I've yet to read the article fully; did you peruse the comments, though? Anyone look familiar? Here's a clue: the commenter cudgels the author for his "fawning" pro-Ignatieff piece and then mocks the Liberals for being led by a "blue blood academic from Harvard". Yeah, it's him.

I wonder if Tomm subscribes to the magazine. I cannot now remember, from when I subscribed on-line a few years ago, whether The Walrus gives one the option of having issues delivered in discreet brown wrappers.

Naturally, too, Tomm would need to retrieve each issue from his post-box before the chatelaine got to it, as it's really not fit reading for ladies.

Ti-Guy said...

did you peruse the comments, though?

No. But thanks for drawing my attention to Tomm's bloody-minded idiocy. That's always fun. This bit is par for the course:

The second is the well described piece about Liberal history and how it conforms to the national balance between Quebec and Ontario.
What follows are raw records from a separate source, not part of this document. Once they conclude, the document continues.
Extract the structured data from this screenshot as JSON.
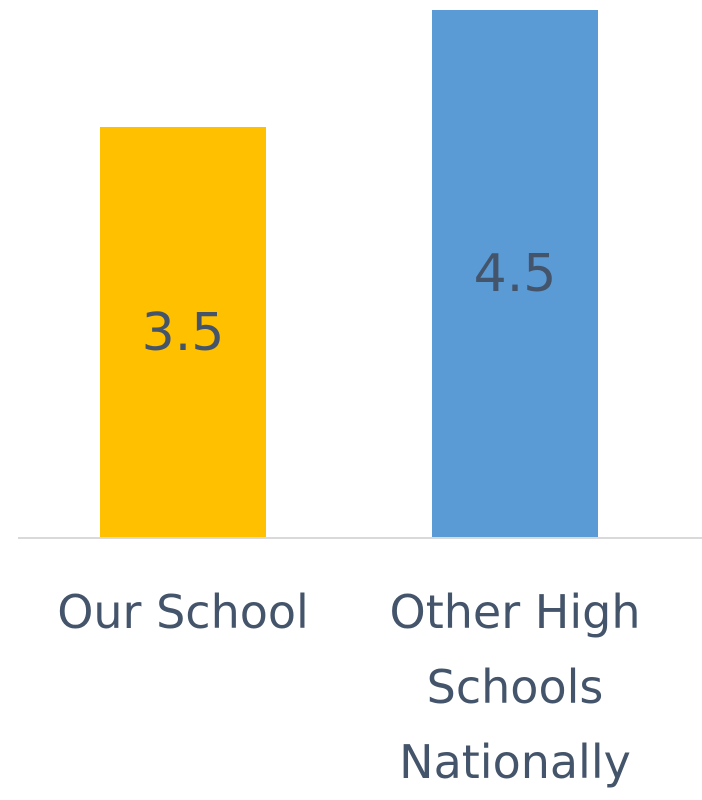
{
  "chart_data": {
    "type": "bar",
    "categories": [
      "Our School",
      "Other High Schools Nationally"
    ],
    "values": [
      3.5,
      4.5
    ],
    "colors": [
      "#ffc000",
      "#5b9bd5"
    ],
    "ylim": [
      0,
      4.5
    ]
  }
}
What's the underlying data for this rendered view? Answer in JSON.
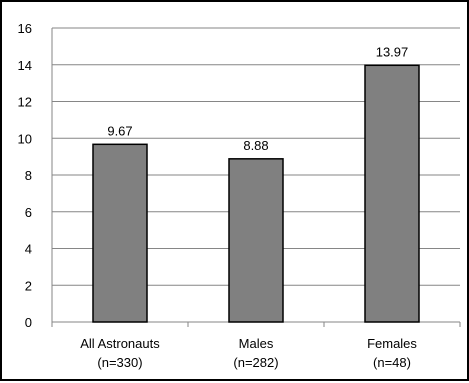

The build up clearly implies a "bigger" Canada is about to be described, but the entire piece never returns to this, instead appearing to accept and acknowledge that the Canadian hinterlands are still beyond Liberal understanding.

After all, it's always about him, his sparsely-populated Albertan wasteland and his never-ending persecution complex.

Sir Francis said...

You've got to hand it to Tomm and his ilk, though. They've really laid their fingers upon a strange facet of Canadian governmental history: generally speaking, more attention has been paid to the region that contains almost 60% of Canada's population than to any other. What the fuck kind of democracy is that? Remember, we're ruled by a "government" ushered in with the assent of about 22% of eligible voters. Now that's Tomm's kind of democracy.

As for Tomm's poor, neglected "hinterlands", you'll never trip over any evidence that he could give a damn about the vastly ignored Maritimes and Native communities, because (of course) it just serves the pogey-pulling, fire-water sodden wretches right. If they really had anything valuable to say, God would have blessed them with an underground ocean of oil.

For Tomm, our government's ethical responses should reflect those of a wily cathouse mama-san: bow and scrape before the tumescent punters with the big cash, and bolt the door against the earnest, bleeding-heart dullards who occasionally stop by in order to convince your girls to go back to the homes they ran away from. Good intentions are fine in the abstract, but they don't put food on the table nor giant plasma screens in the rec room, beside the hot tub.

Ti-Guy said...

They've really laid their fingers upon a strange facet of Canadian governmental history: generally speaking, more attention has been paid to the region that contains almost 60% of Canada's population than to any other. What the fuck kind of democracy is that? Remember, we're ruled by a "government" ushered in with the assent of about 22% of eligible voters. Now that's Tomm's kind of democracy.

I've made that point before (along with the other one, that; the whole point of a federation is to allow hinterland areas to govern themselves in ways they see fit), but for some reason, Albertans think there's some issue involving retributive justice that makes this OK (NEP and bilingualism, no doubt). But I think deep down, it's the conceit and arrogance of them to think the country doesn't have the look and feel of "The West," by which they mean God's Country, Alberta, of course.

Kel Morin-Parsons said...

So THAT's why I haven't seen _The Walrus_ around the house for months!

Lady Francis does appreciate having her sensibilities protected. It's one of the reasons she married Sir Francis.